Siyah Giyme Toz Olur

"Siyah Giyen Adamlar 3" (Men in Black 3), dünyaya kalmaya, konaklamaya veya olay çıkartmaya gelen kimi iyi, kimi zeki, kimi de harbiden deli uzaylıları ve onlardan sorumlu, özel yetenekli, altın yürekli ve siyah takım elbiseli yeryüzü ajanlarını anlatan 15 yıllık absürt serinin üçüncü ve son filmi, özetle...

cumhuriyet.com.tr

Siyah Giyen Adamlar 3, hakkını teslim etmek gerekirse en az 1997'de kotarılan ilk yapım kadar etkileyici, 2002'de çekilen ikinci filmden ise fersah fersah iyi.... Üç boyutlu, ilk iki filmden daha derinlikli, keyifli ve seyri zevkli bir film bu, kaçırmamalı...

Adams Ailesi filmleriyle kara mizah ve absürt işinin hakkını veren Barry Sonnenfeld, Siyah Giyen Adamlar serisinin üçüncü filmine de imzasını atıyor. Lowell Cunningham'ın Malibu Comic çizgi romanından uyarlanan filmin senaryosunu Etan Cohen kaleme aldı. Siyah Giyen Adamlad 3'ün başrollerini Will Smith, Tommy Lee Jones, Josh Brolin, Jemaine Clement, Michael Stuhlbarg ve Emma Thompson sırtladı. Komik adam Will Smith, son yıllarda dramda da rüştünü ispatladı, ancak hakkını teslim edelim, o hala Tom Cruise ile birlikte aksiyon sinemasının en aranan ismi.

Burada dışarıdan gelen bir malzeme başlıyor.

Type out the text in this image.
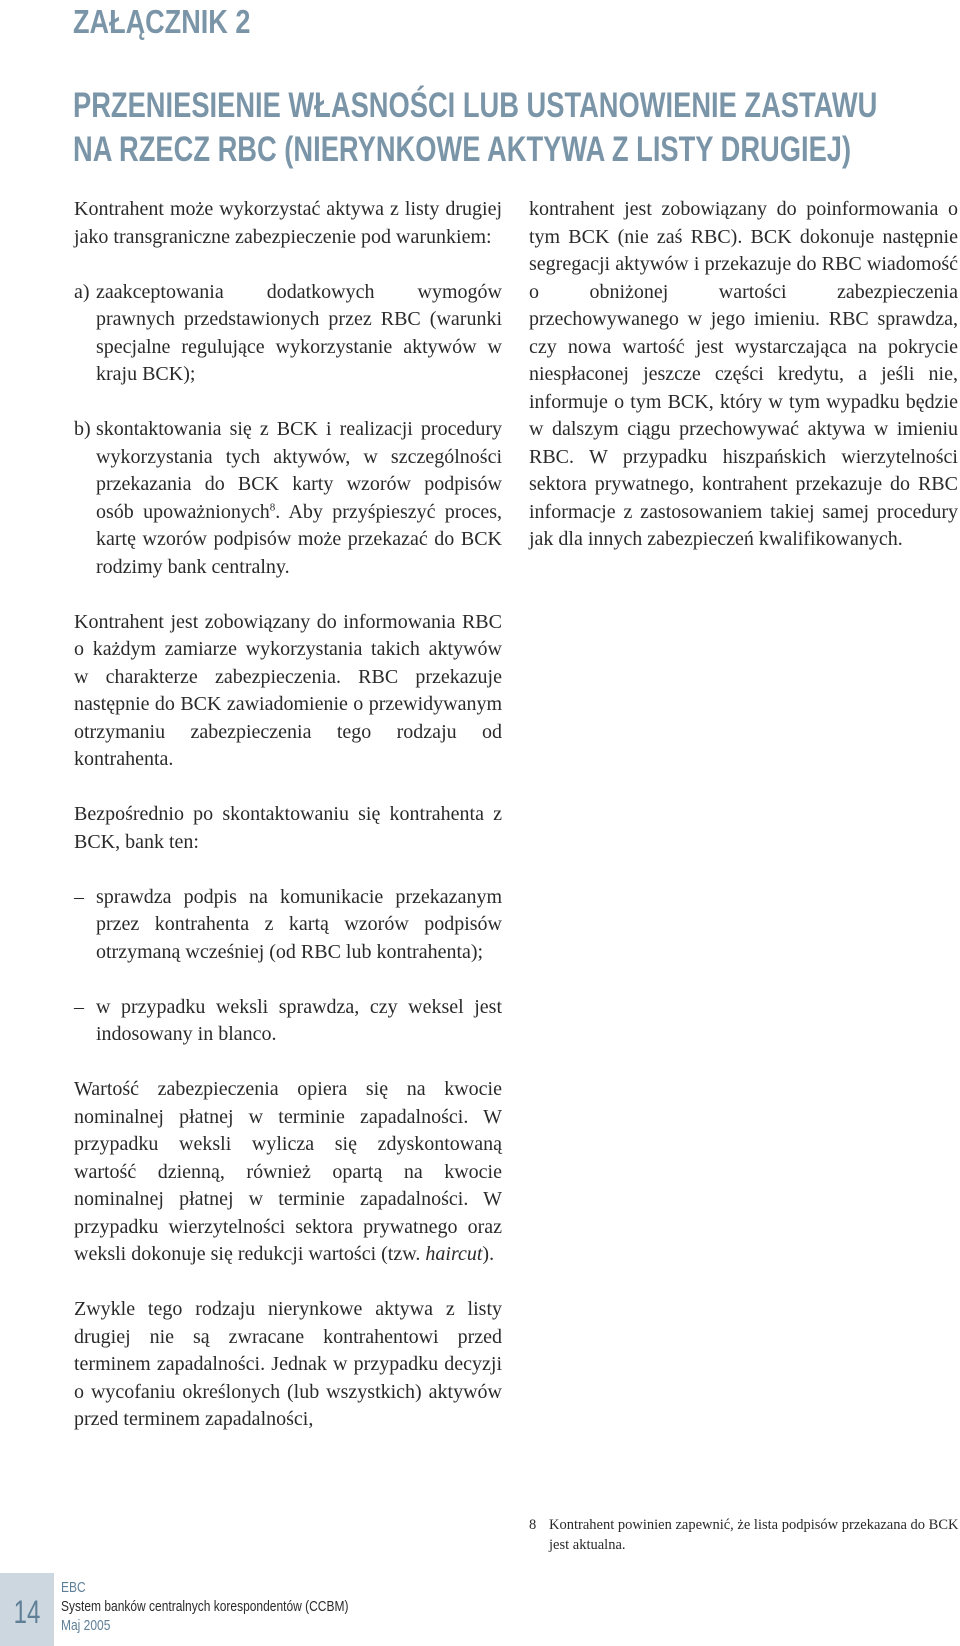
ZAŁĄCZNIK 2
PRZENIESIENIE WŁASNOŚCI LUB USTANOWIENIE ZASTAWU NA RZECZ RBC (NIERYNKOWE AKTYWA Z LISTY DRUGIEJ)

Kontrahent może wykorzystać aktywa z listy drugiej jako transgraniczne zabezpieczenie pod warunkiem:

a) zaakceptowania dodatkowych wymogów prawnych przedstawionych przez RBC (warunki specjalne regulujące wykorzystanie aktywów w kraju BCK);
b) skontaktowania się z BCK i realizacji procedury wykorzystania tych aktywów, w szczególności przekazania do BCK karty wzorów podpisów osób upoważnionych$^8$. Aby przyśpieszyć proces, kartę wzorów podpisów może przekazać do BCK rodzimy bank centralny.

Kontrahent jest zobowiązany do informowania RBC o każdym zamiarze wykorzystania takich aktywów w charakterze zabezpieczenia. RBC przekazuje następnie do BCK zawiadomienie o przewidywanym otrzymaniu zabezpieczenia tego rodzaju od kontrahenta.

Bezpośrednio po skontaktowaniu się kontrahenta z BCK, bank ten:

– sprawdza podpis na komunikacie przekazanym przez kontrahenta z kartą wzorów podpisów otrzymaną wcześniej (od RBC lub kontrahenta);
– w przypadku weksli sprawdza, czy weksel jest indosowany in blanco.

Wartość zabezpieczenia opiera się na kwocie nominalnej płatnej w terminie zapadalności. W przypadku weksli wylicza się zdyskontowaną wartość dzienną, również opartą na kwocie nominalnej płatnej w terminie zapadalności. W przypadku wierzytelności sektora prywatnego oraz weksli dokonuje się redukcji wartości (tzw. haircut).

Zwykle tego rodzaju nierynkowe aktywa z listy drugiej nie są zwracane kontrahentowi przed terminem zapadalności. Jednak w przypadku decyzji o wycofaniu określonych (lub wszystkich) aktywów przed terminem zapadalności,

kontrahent jest zobowiązany do poinformowania o tym BCK (nie zaś RBC). BCK dokonuje następnie segregacji aktywów i przekazuje do RBC wiadomość o obniżonej wartości zabezpieczenia przechowywanego w jego imieniu. RBC sprawdza, czy nowa wartość jest wystarczająca na pokrycie niespłaconej jeszcze części kredytu, a jeśli nie, informuje o tym BCK, który w tym wypadku będzie w dalszym ciągu przechowywać aktywa w imieniu RBC. W przypadku hiszpańskich wierzytelności sektora prywatnego, kontrahent przekazuje do RBC informacje z zastosowaniem takiej samej procedury jak dla innych zabezpieczeń kwalifikowanych.

8 Kontrahent powinien zapewnić, że lista podpisów przekazana do BCK jest aktualna.
14
EBC
System banków centralnych korespondentów (CCBM)
Maj 2005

Josh Brolin kötü oynamamaya yemin etmiş sanki, vasat bir performans ona göre değil. Tommy Lee Jones, kurt bir aktör, ilk filmden bu yana yaşlandı ancak hareketsiz ve mimiksiz dahi bir filmi çekip çevirebilir. Emma Thompson da keza öyle...

Siyah Giyen Adamlar sayesinde, Sylvester Stallone, Michael Jackson, Elvis Presley ve daha pek çok yıldızın, ya uzaylı ya da ajan olduklarını öğrenmiştik. Son filmde anlıyoruz ki; pop art akımının başlatan, hepimizin gelecekte 15 dakikalığına meşhur olacağını müjdeleyen Andy Warhol, can sıkıntısından keçileri kaçırmakta olan bir uzaylı ajanıymış, efsanevi Rolling Stone grubunun solisti Mick Jagger'ın durumu ise daha vahim, o bir uzaylı, amacı ise dünyadaki kadınları yemek! İşte Siyah Giyen Adamlar 3, dünyayı istila eden uzaylıları anlatan filmlerle, tüm ünlülerle, insanların kainat hakkındaki fikirleriyle, evrenin sırları sayıklamasıyla dalgasını geçen, görseli güçlü, sabun köpüğünden hallice bir eğlence, en nihayetinde...

Uzaylıların niyeyse hep ABD'yi mesken eylediği, Amerikalılar'ın gezegenimizi heyecan olsun diye elbette son dakikada kurtardığı, riskleri sıfıra indirip, tehditleri savuşturduğu filmlerle alay etse dahi, yine de aynı derede yıkanıyor. insanlığın geleceğini karartan biricik şeyin uzaylılar değil Amerikalılar'ın ta kendisi olduğunu acemice saklamak, tuhaf, saçma ve artık baygınlık verecek kadar tekrara düşmek demek.